Psoriasis is a chronic, intermittently relapsing inflammatory disease characterized by sharply demarcated erythematous, silvery, scaly plaques most often seen on the scalp, elbows, and knees. Additional sites of involvement include the nails, hands, feet, and trunk. Psoriasis affects about 2% of the world's population and can develop at any age, in both sexes, and in all races, although it occurs most frequently in individuals of Northern European descent. Psoriasis is commonly categorized as mild (covers less than 3% of the body), moderate (3%-10%), or severe (over 10%).

Psoriasis is a polygenic disease. (Several psoriasis susceptibility genes have been identified over recent years.) Certain individuals with genetic susceptibility develop a psoriatic phenotype after exposure to environmental triggers such as infection, medications, and medical comorbidities, among others. Aberrant T-cell function and keratinocyte responses are believed to be major culprits in the pathogenesis of psoriasis.

There are several variants of the disease, and variants can coexist in the same individual.

Chronic plaque psoriasis is most common, and disease burden can range from 1%-2% (mild disease) to greater than 90% (erythrodermic psoriasis) of the total body surface area (BSA). Typical findings include well-demarcated circular, oval, or polycyclic erythematous plaques with micaceous scale that are often symmetric in distribution. The scalp, elbows, and knees are commonly involved. Lesions are often pruritic and resolve with postinflammatory hyper- or hypopigmentation. Scarring is not a feature of resolution. During exacerbations, erythematous papules usually surround existing plaques, and a ring of intense erythema surrounds the plaques. During resolution, plaques will often have a decreased amount of scale and central clearing, creating annular psoriatic lesions. Lesions can last from months to years in the same location.
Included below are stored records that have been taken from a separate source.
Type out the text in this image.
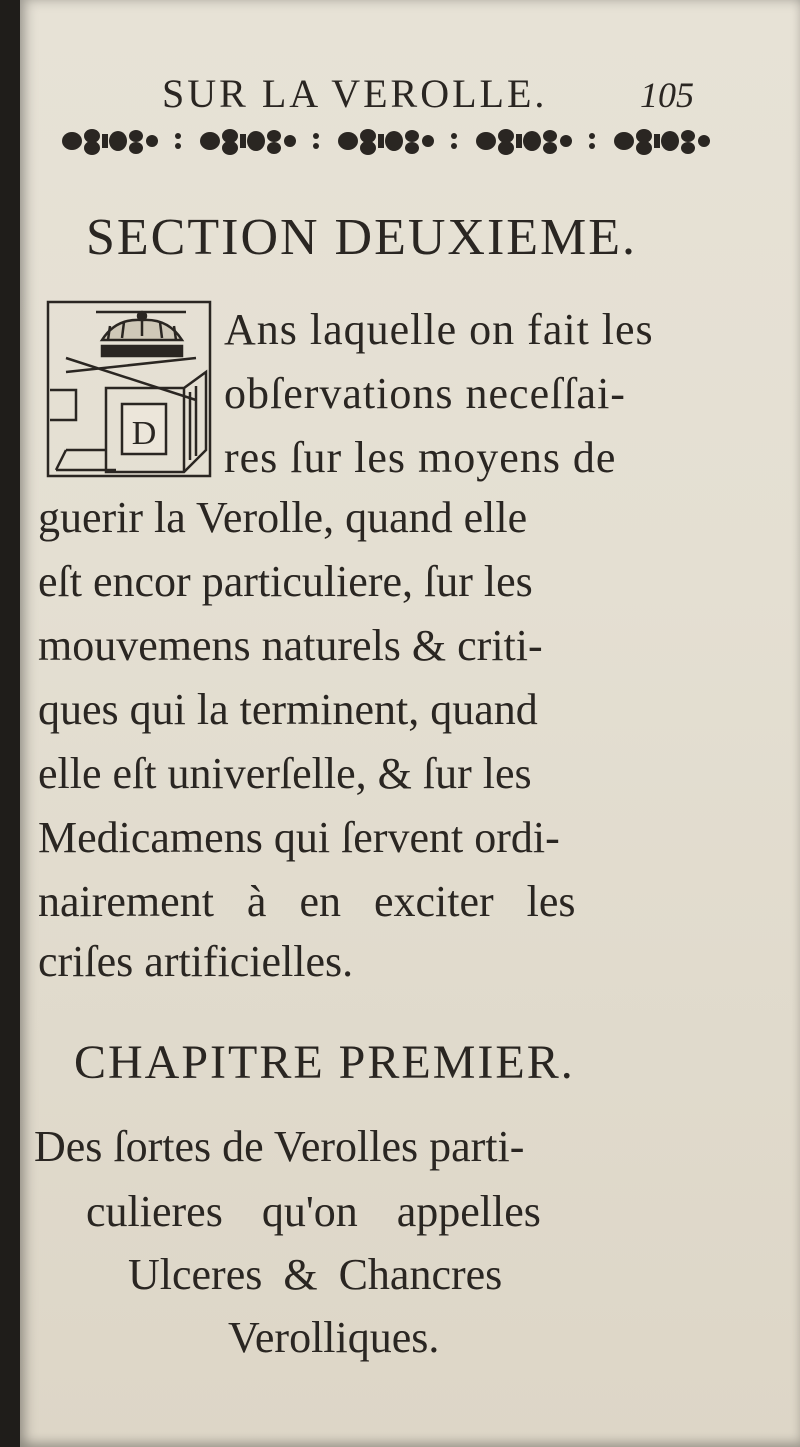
SUR LA VEROLLE.	105
SECTION DEUXIEME.
D
Ans laquelle on fait les
obſervations neceſſai-
res ſur les moyens de
guerir la Verolle, quand elle
eſt encor particuliere, ſur les
mouvemens naturels & criti-
ques qui la terminent, quand
elle eſt univerſelle, & ſur les
Medicamens qui ſervent ordi-
nairement à en exciter les
criſes artificielles.
CHAPITRE PREMIER.
Des ſortes de Verolles parti-
culieres qu'on appelles
Ulceres & Chancres
Verolliques.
When psoriasis involves areas of the face other than the hairline, eyebrows, and beard, it is usually an indication of more severe disease. Seborrheic dermatitis can coexist with psoriasis on the face and scalp (sometimes referred to as "sebopsoriasis").

Variants include:

• Psoriatic arthritis – Up to 50% of psoriatic individuals may have erosive psoriatic arthritis. Psoriatic arthritis is more common among individuals with nail and scalp psoriasis. Rarely, psoriatic arthritis has been reported to develop prior to the cutaneous findings of psoriasis.
• Guttate psoriasis – An acute generalized eruption of small, discrete, raindrop-like papules with fine scale. This may occur 2-3 weeks after an upper respiratory infection and is most common in children.
• Erythrodermic psoriasis – An uncommon but potentially life-threatening acute complication of psoriasis wherein large red patches with desquamation cover most of the body surface.
• Pustular psoriasis – An uncommon, sometimes severe, variant characterized by widespread erythematous, sterile pustules.
• Acrodermatitis continua of Hallopeau – An uncommon variant of pustular psoriasis affecting the hands and feet.
• Inverse psoriasis – Psoriasis that involves the intertriginous areas including the axillae, inframammary areas, and inguinal folds. The plaques of inverse psoriasis are erythematous and well-demarcated but often lack the classic scale as these body sites are generally moist.
• Nail psoriasis – The nails of individuals with psoriasis can show several features. The most common are pitting, distal onycholysis, and splinter hemorrhages. Individuals with nail psoriasis are at an increased risk of developing psoriatic arthritis.

Immunocompromised Patient Considerations:
Approximately 50% of women report improvement of disease burden during pregnancy. Pustular psoriasis developing in hypocalcemic women during pregnancy is known as impetigo herpetiformis.

HIV infection may precipitate or exacerbate psoriasis.